• Crushing Consumer Awareness Burden Sinks Bounty Shape

    The struggle to wrest CTM protection for shapes is not getting easier. This is the unwelcome news following the CFI's ruling on Mars Inc.'s long-running battle to defend its CTM for the shape of the BOUNTY chocolate bar (Mars Inc. v OHIM, Case T-28/08). There are few signs of a more practical approach to proof of acquired distinctiveness, and the need for such proof to extend to every EU member state is likely to cause more than just Bounty to founder on the rocks. 

    Wide Proof, Tall Order

    Mars filed its three-dimensional shape CTM in 1998. Shortly after registration in 2003, Ludwig Schokolade GmbH & Co. KG applied to invalidate it on grounds of nondistinctiveness. Mars won at first instance, lost on appeal, and brought a further appeal to the CFI.

    The CFI spurned Mars' claim that the shape was inherently distinctive, but the meat of the decision was in its decisive rejection of the evidence of acquired distinctiveness. At the time the CTM was filed there were 15 member states, but Mars filed substantial proof of use relating to only 6 of them, with only more limited evidence for the remaining 9. Following Glaverbel v OHIM (Case T-141/06), the CFI held that acquired distinctiveness must be shown in all member states as of the date of filing, not just in some.

    Mars battled back, arguing that the states for which it had shown substantial use (the UK, Belgium, France, Germany, Italy and the Netherlands) represented around 85% of the total EU market. It argued that this was sufficient to show that the shape had acquired distinctiveness in the EU as a whole, and that it should not be necessary to submit evidence on a country-by-country basis, without regard to the size and commercial importance of the markets.

    Mars also argued that the results of its consumer survey evidence for the 6 countries should be extrapolated to the remaining 9 member states in existence on filing, on the basis that the mark had been in use for similarly long periods, and had enjoyed similar market shares, in the 9 countries as in the 6.

    Unfortunately for Mars, the limited sales, advertising and market share figures provided for the 9 countries were not sufficient to persuade the CFI to make that extrapolation. In the CFI's view, the market share figures were not as uniform as claimed; even in similarly sized markets such as France, Sweden, Finland and Denmark, it thought the figures varied significantly. The surveys showed moreover that rates of consumer recognition of the shape could also vary significantly in the 6 member states covered. It was not, therefore, possible to draw conclusions about consumer awareness in the other 9 countries without actual survey evidence there.

    In the absence of proof that the average consumer in all 15 EU countries perceived the shape as an indicator of origin, the CFI struck down the CTM as invalid.

    Comment

    Mars advanced some strong and creative arguments for a more practical approach to acquired distinctiveness in the EU. The CFI's entrenched reaction is bad news for others who need to protect shape marks as CTMs.

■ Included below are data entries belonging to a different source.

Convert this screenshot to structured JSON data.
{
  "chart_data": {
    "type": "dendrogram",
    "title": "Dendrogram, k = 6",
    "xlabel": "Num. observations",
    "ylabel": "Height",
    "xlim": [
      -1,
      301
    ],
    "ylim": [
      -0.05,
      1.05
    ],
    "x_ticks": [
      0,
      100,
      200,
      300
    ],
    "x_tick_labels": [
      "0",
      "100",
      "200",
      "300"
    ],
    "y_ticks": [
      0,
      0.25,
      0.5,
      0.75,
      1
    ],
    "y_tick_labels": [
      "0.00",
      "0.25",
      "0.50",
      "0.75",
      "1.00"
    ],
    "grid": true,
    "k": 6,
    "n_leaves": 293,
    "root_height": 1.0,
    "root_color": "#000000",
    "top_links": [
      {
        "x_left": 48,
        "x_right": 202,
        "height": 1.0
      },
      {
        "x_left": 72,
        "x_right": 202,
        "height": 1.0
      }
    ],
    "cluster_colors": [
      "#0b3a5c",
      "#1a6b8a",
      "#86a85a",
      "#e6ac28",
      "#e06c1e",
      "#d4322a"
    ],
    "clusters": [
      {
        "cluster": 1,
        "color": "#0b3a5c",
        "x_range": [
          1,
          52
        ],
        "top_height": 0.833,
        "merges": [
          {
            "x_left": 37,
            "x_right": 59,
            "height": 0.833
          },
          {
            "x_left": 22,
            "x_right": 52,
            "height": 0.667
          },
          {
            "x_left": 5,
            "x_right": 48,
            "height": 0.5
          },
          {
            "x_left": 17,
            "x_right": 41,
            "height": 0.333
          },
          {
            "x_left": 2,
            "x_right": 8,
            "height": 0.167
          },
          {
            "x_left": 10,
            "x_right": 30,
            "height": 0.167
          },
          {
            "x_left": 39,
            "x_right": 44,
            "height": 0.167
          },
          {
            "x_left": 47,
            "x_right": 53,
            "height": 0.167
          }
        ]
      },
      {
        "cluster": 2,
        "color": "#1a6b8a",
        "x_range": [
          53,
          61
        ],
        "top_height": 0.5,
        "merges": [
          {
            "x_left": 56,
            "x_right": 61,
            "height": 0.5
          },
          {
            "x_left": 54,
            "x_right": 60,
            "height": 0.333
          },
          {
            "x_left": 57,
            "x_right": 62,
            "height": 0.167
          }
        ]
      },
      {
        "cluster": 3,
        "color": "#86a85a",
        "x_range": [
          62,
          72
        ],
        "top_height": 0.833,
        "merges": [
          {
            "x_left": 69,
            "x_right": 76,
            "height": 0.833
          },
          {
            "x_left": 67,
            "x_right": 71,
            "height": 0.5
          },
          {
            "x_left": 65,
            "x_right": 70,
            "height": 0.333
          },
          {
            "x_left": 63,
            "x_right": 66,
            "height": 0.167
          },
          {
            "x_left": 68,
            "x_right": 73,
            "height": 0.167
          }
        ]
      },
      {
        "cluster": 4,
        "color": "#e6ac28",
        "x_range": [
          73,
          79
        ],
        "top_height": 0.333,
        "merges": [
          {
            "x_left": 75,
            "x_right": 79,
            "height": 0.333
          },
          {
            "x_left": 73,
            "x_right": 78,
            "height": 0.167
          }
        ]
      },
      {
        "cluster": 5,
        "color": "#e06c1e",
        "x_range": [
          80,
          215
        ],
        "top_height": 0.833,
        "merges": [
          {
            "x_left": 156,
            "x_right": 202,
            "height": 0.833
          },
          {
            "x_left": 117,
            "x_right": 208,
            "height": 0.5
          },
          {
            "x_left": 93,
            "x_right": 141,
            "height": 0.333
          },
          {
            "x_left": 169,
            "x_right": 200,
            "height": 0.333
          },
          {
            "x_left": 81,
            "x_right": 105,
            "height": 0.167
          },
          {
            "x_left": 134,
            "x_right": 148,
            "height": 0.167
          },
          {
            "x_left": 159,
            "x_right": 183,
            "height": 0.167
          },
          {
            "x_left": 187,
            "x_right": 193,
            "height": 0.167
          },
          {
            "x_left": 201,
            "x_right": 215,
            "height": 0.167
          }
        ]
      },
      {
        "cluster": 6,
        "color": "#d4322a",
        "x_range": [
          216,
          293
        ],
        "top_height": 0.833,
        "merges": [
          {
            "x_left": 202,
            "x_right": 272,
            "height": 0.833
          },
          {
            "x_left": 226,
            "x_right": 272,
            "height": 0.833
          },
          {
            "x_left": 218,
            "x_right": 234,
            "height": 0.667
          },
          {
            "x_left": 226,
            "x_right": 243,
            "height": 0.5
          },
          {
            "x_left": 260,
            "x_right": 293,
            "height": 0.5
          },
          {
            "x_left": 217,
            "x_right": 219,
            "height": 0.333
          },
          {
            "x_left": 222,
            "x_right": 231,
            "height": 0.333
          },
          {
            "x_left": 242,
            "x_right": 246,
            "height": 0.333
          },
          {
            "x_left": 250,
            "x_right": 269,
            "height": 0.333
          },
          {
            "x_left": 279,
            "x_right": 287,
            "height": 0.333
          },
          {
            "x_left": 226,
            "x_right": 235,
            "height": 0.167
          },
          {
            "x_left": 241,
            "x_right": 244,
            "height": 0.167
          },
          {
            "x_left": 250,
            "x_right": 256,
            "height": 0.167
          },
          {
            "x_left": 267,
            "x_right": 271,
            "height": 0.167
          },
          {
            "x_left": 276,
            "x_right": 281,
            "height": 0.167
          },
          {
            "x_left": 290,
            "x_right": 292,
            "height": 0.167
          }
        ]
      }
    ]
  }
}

    Requiring proof to extend to every single EU member state in existence at the time of filing sounds a virtual death knell for acquired distinctiveness as a way of securing CTM protection for marks that are judged inherently non-distinctive across the EU, such as shapes, non-word marks and, potentially, certain English-language word marks. With some 27 EU member states, it will be rare indeed for a brand owner to show that a shape has become recognised as an indicator of origin in each one. Such an exercise would moreover be prohibitively expensive. With only 15 member states in play, the burden on Mars was comparatively light-and that is saying something.

    The current approach takes little account of the low commercial importance of some member states for certain goods and services, and, indeed, the tiny size of some of the markets. Requiring equal efforts and expenditure to prove acquired distinctiveness in every one of them seems disproportionate and undermines the ability of businesses to protect their investment in intellectual property in the EU.

    Arguably the result in Bounty was right, given the evidence that others had long been using similarly-shaped chocolate bars across the EU. Still, this decision and Glaverbel make for gloomy reading for those who need to rely on proof of acquired distinctiveness to protect shapes, in particular, as CTMs.

    One can at least glean some useful pointers, in particular the importance of augmenting advertising expenditure with data on the nature and volume of advertising. Remembering that the evidence is not mere proof of use can help: the more one shows that a brand has actually come to the consumer's attention, the better.

    Nonetheless, the fact remains that Bounty makes life harder for shape mark applicants, for whom it seems that quantity of evidence now has to matter as much as quality. Hopefully future cases will give the Courts the opportunity to put this right.